As the wars came to an end, a commanding officers recommendation led to Colonel Olsen's appointment to the staff of West Point Military Academy and eventually he became the head of the French Department. He taught there for five and a half years until he retired from the military in 1970. At his retirement ceremony, the Commandment of Cadets presented him with a Citation from General Westmoreland, the U.S. Army Chief of Staff, and an additional Citation from the President of the United States for his outstanding work with and influence on the West Point Cadets.

Uncle Clarence at West Point, 1964, holding me, back when I was adorable.

Uncle Clarence went on to teach French at Asbury College and lead a very busy life until he officially retired from any job when he was 73 years old. Even after his retirement he stayed busy in his church, assisting with the music and playing the organ. For many years he traveled often, visiting people, staying with someone who was going through a difficult time, lending a hand wherever he could - everything from cooking to babysitting he was willing to do and he did it all well.

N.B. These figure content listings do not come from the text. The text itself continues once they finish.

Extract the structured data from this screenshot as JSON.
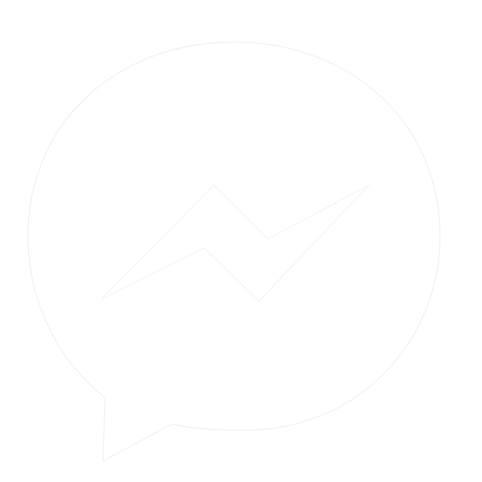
{
  "icon": {
    "name": "messenger-icon",
    "bubble_color": "#ffffff",
    "bolt_color": "#ffffff",
    "outline_color": "#eef3f8"
  },
  "colors": {
    "background": "#ffffff"
  }
}
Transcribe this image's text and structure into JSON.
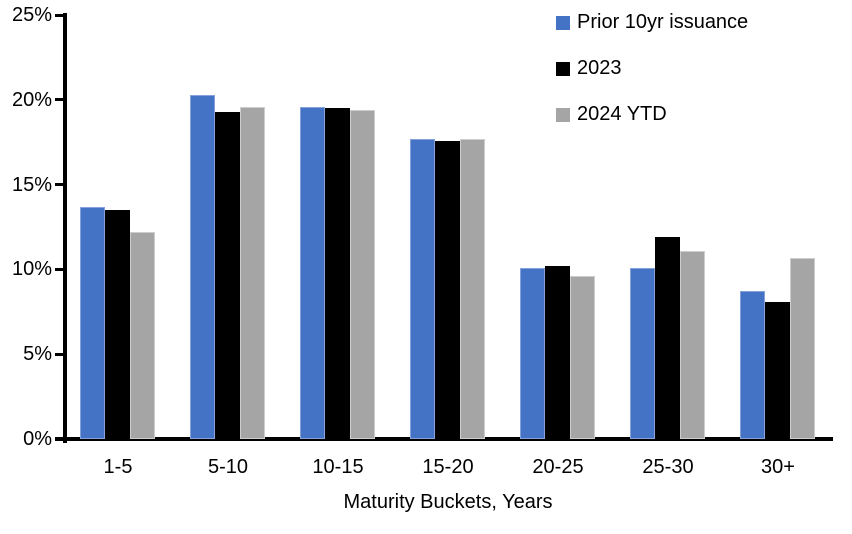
{
  "chart_data": {
    "type": "bar",
    "title": "",
    "xlabel": "Maturity Buckets, Years",
    "ylabel": "",
    "ylim": [
      0,
      25
    ],
    "grid": false,
    "legend_position": "top-right",
    "categories": [
      "1-5",
      "5-10",
      "10-15",
      "15-20",
      "20-25",
      "25-30",
      "30+"
    ],
    "yticks": [
      {
        "value": 0,
        "label": "0%"
      },
      {
        "value": 5,
        "label": "5%"
      },
      {
        "value": 10,
        "label": "10%"
      },
      {
        "value": 15,
        "label": "15%"
      },
      {
        "value": 20,
        "label": "20%"
      },
      {
        "value": 25,
        "label": "25%"
      }
    ],
    "series": [
      {
        "name": "Prior 10yr issuance",
        "color": "#4472C4",
        "values": [
          13.7,
          20.3,
          19.6,
          17.7,
          10.1,
          10.1,
          8.7
        ]
      },
      {
        "name": "2023",
        "color": "#000000",
        "values": [
          13.5,
          19.3,
          19.5,
          17.6,
          10.2,
          11.9,
          8.1
        ]
      },
      {
        "name": "2024 YTD",
        "color": "#A5A5A5",
        "values": [
          12.2,
          19.6,
          19.4,
          17.7,
          9.6,
          11.1,
          10.7
        ]
      }
    ]
  }
}
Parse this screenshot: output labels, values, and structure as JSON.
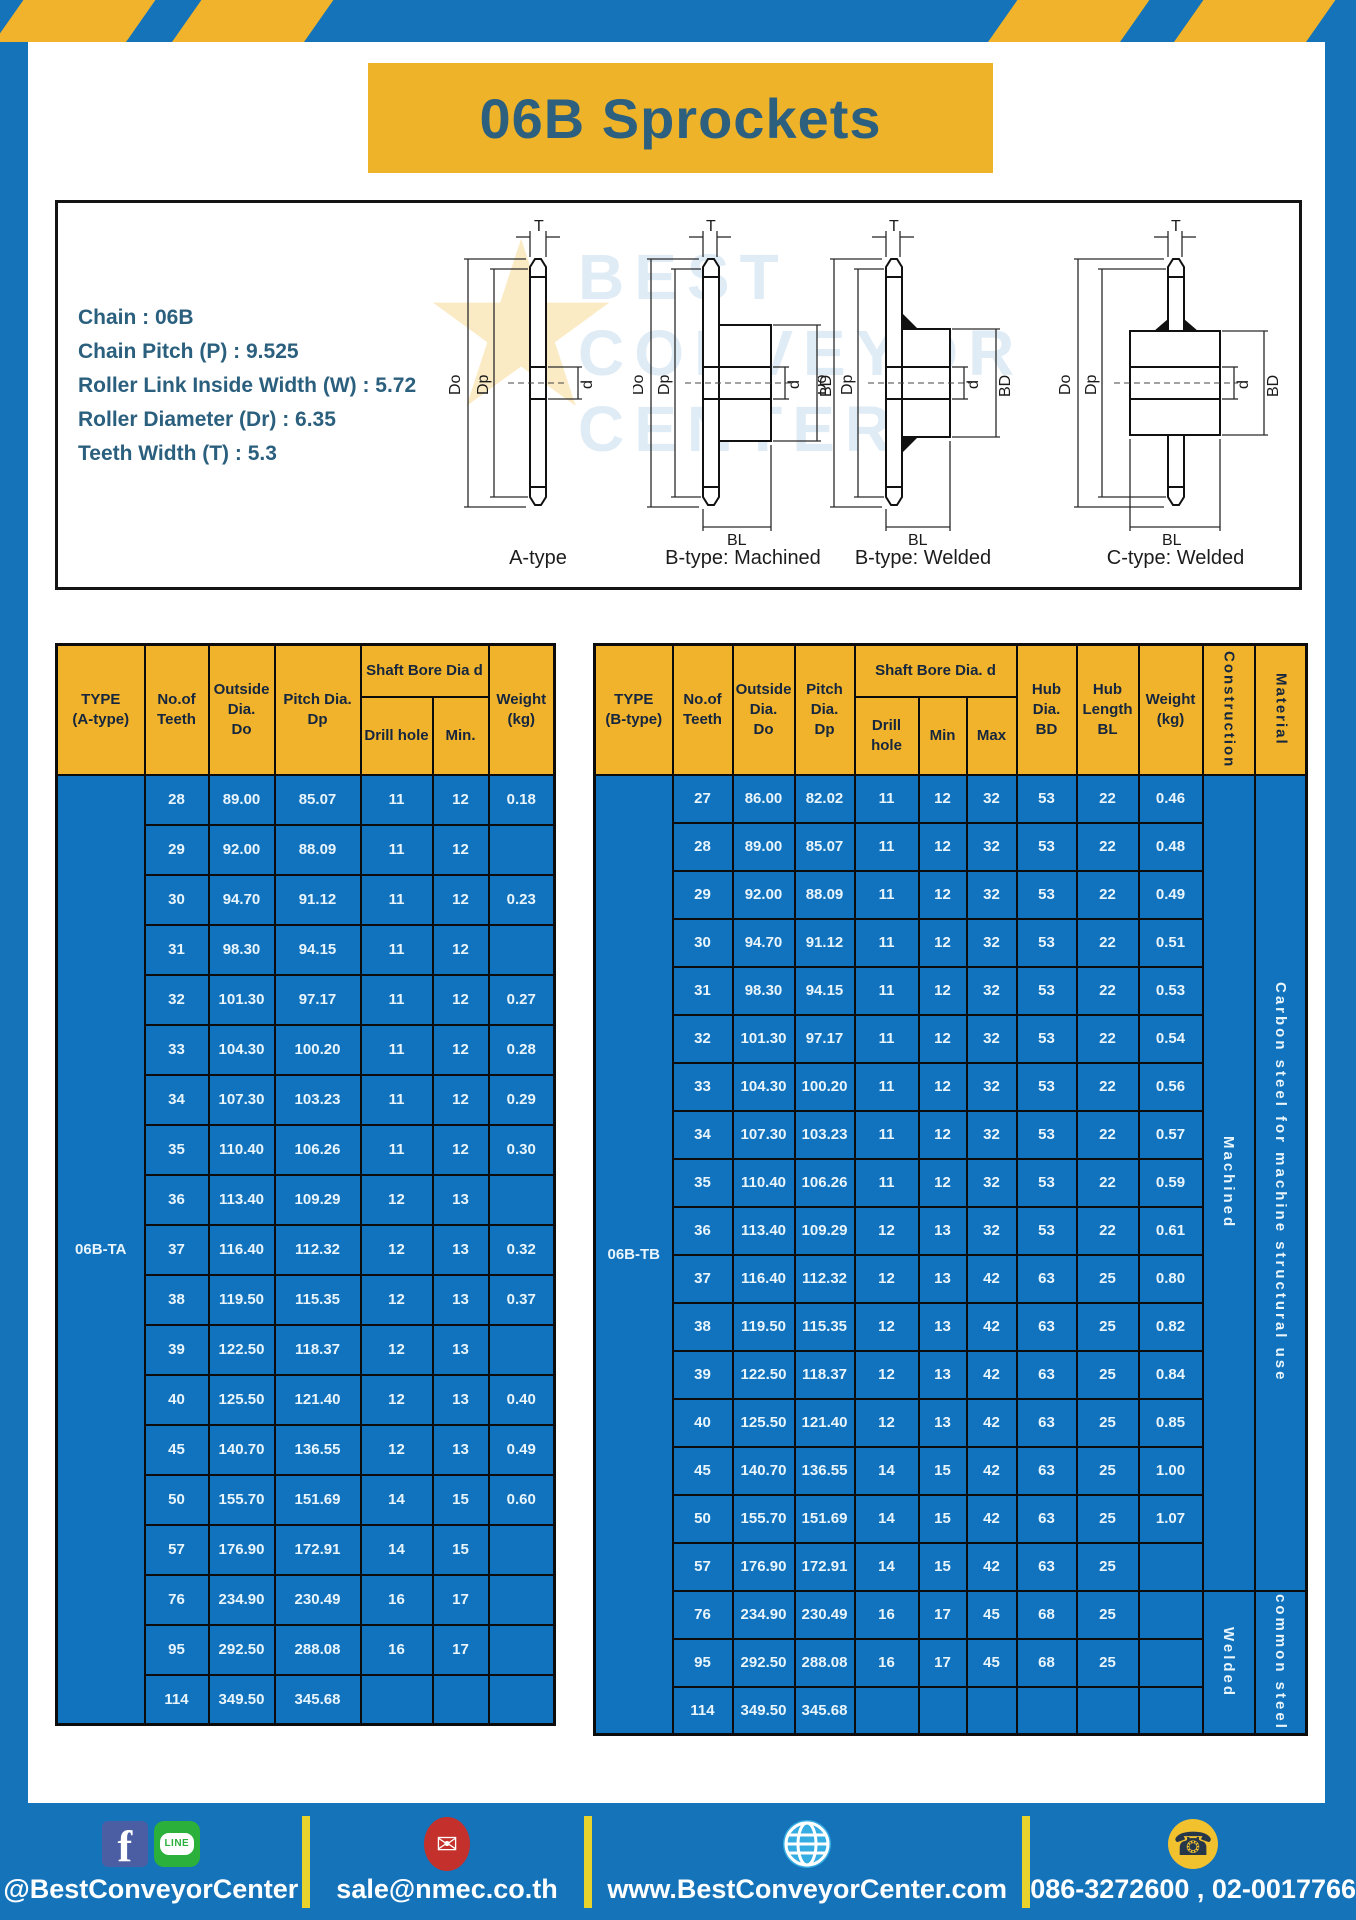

He has continued to this day to have a great influence on many lives that he has touched over the years, including mine. For many years he would visit us in Florida each year for a few weeks in the winter up until a little over a year ago when a degenerative problem with his spine made flying too difficult. We now keep in touch with letters and phone calls and he continues to amaze me with his sharp mind.

That is the man I honor today - my Great Uncle, my very special friend, Colonel Olsen.